6.) Cyber threats could cost lives unless NHS improves security (July 12, 2017)
Summary: Cyber threats could put the lives of patients at risk unless the NHS swiftly overhauls its security, a leading surgeon has said. Lord Darzi said the widespread use of outdated computer systems had made hospitals a “soft target” for hackers. Improving security was vital, he said, not just to protect services from hackers, but to rebuild public confidence in projects which rely on shared access to medical records, in order to save lives.
Why it matters: The additional funding provided to NHS should assist with modernizing their aging IT infrastructure and allow for procurement of security tools to help monitor their network, reducing the risk of exploitation of their IT infrastructure and customer data.
7.) New Ransomware Threatens to Send Your Internet History & Private Pics to All Your Friends (July 13, 2017)
Summary: After WannaCry and Petya ransomware outbreaks, a scary (but rather creative) new strain of ransomware is spreading via bogus apps on the Google Play Store, this time targeting Android mobile users.
Why it matters: A logical evolution for Ransomware, LeakerLocker does not focus on encrypting data, but instead threatens that it has exfiltrated and will disclose the user’s personal information if a ransom is not paid.

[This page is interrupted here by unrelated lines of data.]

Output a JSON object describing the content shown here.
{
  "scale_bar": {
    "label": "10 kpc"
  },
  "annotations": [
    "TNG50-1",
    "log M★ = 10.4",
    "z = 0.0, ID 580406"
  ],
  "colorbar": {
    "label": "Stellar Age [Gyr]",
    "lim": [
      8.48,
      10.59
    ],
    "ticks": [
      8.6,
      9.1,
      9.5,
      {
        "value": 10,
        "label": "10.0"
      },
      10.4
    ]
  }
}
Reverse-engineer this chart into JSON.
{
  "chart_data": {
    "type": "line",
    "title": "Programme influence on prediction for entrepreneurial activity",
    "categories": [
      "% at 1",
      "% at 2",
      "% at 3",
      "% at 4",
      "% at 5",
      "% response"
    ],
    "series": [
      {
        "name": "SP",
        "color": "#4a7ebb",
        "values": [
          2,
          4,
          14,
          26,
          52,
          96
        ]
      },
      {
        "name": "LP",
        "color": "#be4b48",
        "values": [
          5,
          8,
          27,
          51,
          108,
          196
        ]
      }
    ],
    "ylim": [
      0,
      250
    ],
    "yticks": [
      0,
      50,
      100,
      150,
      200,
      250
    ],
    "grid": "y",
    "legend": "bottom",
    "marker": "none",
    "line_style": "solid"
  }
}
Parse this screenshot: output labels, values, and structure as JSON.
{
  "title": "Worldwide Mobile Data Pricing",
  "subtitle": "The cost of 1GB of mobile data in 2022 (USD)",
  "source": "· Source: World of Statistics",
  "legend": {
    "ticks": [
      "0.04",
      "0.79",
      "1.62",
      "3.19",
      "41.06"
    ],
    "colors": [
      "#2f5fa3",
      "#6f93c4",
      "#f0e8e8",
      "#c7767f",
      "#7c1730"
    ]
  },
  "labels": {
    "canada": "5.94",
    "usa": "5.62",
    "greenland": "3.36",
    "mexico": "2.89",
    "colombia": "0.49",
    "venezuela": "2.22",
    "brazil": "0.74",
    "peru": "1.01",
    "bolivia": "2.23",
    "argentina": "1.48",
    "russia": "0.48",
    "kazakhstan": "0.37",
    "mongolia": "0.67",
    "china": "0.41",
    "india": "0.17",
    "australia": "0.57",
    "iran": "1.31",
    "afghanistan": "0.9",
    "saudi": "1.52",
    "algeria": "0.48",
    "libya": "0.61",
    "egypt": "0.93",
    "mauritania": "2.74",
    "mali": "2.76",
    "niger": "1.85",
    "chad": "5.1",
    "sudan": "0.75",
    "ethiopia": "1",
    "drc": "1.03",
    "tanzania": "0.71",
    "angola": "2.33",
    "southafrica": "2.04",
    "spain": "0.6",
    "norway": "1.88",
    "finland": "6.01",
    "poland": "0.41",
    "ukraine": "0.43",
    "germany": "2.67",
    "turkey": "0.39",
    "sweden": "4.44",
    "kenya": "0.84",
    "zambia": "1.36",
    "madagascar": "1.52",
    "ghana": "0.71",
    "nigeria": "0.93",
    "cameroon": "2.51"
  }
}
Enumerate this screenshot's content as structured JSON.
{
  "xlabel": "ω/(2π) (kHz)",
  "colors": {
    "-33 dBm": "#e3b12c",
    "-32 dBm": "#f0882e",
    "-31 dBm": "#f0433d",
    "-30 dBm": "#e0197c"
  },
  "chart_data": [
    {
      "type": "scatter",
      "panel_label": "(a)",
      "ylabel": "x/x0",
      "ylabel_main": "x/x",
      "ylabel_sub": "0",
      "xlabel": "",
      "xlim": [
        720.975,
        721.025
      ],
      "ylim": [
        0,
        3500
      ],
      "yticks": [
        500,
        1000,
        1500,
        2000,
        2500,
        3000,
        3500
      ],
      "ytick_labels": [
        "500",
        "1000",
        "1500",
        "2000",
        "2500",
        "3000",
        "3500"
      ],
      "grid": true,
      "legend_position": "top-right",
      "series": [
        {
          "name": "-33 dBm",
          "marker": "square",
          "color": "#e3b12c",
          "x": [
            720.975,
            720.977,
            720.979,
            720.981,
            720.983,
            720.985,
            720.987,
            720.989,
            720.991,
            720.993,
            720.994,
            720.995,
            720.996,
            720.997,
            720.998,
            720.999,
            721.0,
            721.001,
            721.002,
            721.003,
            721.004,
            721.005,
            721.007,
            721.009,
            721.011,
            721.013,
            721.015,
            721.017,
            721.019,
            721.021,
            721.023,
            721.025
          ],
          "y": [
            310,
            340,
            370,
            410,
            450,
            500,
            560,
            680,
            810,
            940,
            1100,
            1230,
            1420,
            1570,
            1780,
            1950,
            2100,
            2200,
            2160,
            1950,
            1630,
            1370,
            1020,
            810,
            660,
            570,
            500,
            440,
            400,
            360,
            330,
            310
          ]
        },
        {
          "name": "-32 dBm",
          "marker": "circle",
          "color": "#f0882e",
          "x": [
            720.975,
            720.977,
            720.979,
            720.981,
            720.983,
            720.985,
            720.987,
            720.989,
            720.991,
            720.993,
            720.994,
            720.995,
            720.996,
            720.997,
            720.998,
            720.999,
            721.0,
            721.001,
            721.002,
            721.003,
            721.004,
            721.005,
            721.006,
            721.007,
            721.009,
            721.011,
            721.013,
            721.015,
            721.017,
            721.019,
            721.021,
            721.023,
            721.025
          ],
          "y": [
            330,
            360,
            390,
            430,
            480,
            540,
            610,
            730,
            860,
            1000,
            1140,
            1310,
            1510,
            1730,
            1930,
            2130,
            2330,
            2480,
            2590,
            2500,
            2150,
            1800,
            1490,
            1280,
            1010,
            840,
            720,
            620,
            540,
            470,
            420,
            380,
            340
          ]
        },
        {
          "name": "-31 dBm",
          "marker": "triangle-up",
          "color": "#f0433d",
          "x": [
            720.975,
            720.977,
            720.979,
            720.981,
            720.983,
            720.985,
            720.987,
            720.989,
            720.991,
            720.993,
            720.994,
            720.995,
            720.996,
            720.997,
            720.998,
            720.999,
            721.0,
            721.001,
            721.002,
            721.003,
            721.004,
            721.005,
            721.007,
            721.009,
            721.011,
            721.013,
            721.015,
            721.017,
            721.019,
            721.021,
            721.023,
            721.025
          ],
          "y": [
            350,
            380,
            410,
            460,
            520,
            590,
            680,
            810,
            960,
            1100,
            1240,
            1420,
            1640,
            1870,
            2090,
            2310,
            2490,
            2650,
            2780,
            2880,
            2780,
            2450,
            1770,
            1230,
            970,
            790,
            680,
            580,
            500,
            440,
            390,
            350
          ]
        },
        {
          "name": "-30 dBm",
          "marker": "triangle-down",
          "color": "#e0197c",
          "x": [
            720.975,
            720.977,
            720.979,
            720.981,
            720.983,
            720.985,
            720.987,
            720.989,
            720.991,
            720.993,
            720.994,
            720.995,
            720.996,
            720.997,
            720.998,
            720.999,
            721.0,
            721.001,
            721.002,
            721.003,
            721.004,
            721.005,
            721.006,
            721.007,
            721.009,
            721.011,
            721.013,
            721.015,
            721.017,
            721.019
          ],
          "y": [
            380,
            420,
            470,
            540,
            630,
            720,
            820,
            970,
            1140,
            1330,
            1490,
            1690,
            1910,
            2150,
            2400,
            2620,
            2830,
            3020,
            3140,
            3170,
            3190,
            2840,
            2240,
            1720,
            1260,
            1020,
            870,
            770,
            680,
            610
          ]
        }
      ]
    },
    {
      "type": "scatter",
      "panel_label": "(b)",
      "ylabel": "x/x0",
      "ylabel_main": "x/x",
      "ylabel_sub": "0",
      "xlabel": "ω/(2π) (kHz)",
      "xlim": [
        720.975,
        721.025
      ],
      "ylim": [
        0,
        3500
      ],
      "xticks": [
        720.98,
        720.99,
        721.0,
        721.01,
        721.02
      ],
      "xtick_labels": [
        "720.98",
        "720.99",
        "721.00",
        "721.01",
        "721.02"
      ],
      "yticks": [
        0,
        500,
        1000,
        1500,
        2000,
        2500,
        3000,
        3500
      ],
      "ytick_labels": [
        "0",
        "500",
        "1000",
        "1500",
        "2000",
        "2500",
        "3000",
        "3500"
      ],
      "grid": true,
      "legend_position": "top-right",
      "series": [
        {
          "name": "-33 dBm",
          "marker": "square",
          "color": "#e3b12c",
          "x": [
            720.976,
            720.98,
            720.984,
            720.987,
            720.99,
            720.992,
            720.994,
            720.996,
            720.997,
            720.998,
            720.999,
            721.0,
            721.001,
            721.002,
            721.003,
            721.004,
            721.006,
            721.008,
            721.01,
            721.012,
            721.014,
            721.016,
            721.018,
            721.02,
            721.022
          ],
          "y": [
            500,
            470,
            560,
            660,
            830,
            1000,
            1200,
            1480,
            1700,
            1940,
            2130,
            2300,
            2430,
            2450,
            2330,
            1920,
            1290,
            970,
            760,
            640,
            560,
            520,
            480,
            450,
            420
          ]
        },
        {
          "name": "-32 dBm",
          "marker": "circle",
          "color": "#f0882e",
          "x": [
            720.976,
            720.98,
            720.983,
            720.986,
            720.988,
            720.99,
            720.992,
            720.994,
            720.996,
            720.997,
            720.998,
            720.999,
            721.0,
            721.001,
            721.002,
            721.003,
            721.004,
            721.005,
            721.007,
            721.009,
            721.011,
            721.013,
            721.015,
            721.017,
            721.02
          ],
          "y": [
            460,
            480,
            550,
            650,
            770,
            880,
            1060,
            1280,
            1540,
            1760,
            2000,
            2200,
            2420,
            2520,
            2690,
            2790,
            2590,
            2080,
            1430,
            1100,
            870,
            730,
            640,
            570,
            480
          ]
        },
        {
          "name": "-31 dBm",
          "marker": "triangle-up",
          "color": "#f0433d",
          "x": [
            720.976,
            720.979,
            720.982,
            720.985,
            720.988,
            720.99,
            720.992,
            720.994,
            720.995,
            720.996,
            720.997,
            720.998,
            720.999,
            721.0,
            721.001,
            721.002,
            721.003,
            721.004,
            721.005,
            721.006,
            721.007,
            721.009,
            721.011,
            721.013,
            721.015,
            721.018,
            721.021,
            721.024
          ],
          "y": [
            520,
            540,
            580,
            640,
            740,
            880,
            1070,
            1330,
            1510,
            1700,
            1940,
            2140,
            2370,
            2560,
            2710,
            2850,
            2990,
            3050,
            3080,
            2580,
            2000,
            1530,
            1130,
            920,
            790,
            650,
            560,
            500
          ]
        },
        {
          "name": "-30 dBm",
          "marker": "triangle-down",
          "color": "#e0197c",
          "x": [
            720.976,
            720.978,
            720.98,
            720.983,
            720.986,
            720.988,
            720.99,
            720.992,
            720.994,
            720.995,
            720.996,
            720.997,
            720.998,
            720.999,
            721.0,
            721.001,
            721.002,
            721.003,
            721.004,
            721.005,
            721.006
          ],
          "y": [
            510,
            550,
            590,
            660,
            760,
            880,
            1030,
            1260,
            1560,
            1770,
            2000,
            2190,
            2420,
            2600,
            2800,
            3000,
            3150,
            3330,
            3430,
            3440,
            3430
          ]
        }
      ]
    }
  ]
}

As the article notes, security researchers do not believe the entire contents of the user’s phone are exfiltrated (as the malware claims), but it does appear to have the capability to access the user’s information on the device. Regardless, this tactic defeats the common countermeasure of user backups of data which counters ransomware’s process of encrypting data. The use of the android platform to attack the user is also expected to become more common in the future as ransomware seeks new platforms to export.
Summary: Many digital trees have died for the cause of informing Windows admins about the SMBv1 vulnerability that spawned the WannaCry and ExPetr/NotPetya malware attacks. Yet a relatively small sample of data collected from a freely available tool shows that thousands have not gotten the message, or have some significant blind spots in their networks.
Why it matters: The reality of information security is that, for a lot of organizations, it is impossible to remain aware of all the vulnerabilities that reside on their network at any given time. As a result, even some of the biggest, most publicized vulnerabilities such as EternalBlue will go un-remediated on a percentage of networks – the networks queried in this study showed a total of 11% of all devices on the tested networks still vulnerable.
This article helps illustrate why defense-in-depth is so important. At this point, most organizations should not be confident that all of their devices are being patched in a timely manner. Instead, good patching practices should be a piece of the puzzle, where other security mechanisms such as anti-malware agents, prevention and detection systems, and incident response teams are in place to help prevent, detect, and respond in the event a device is still vulnerable.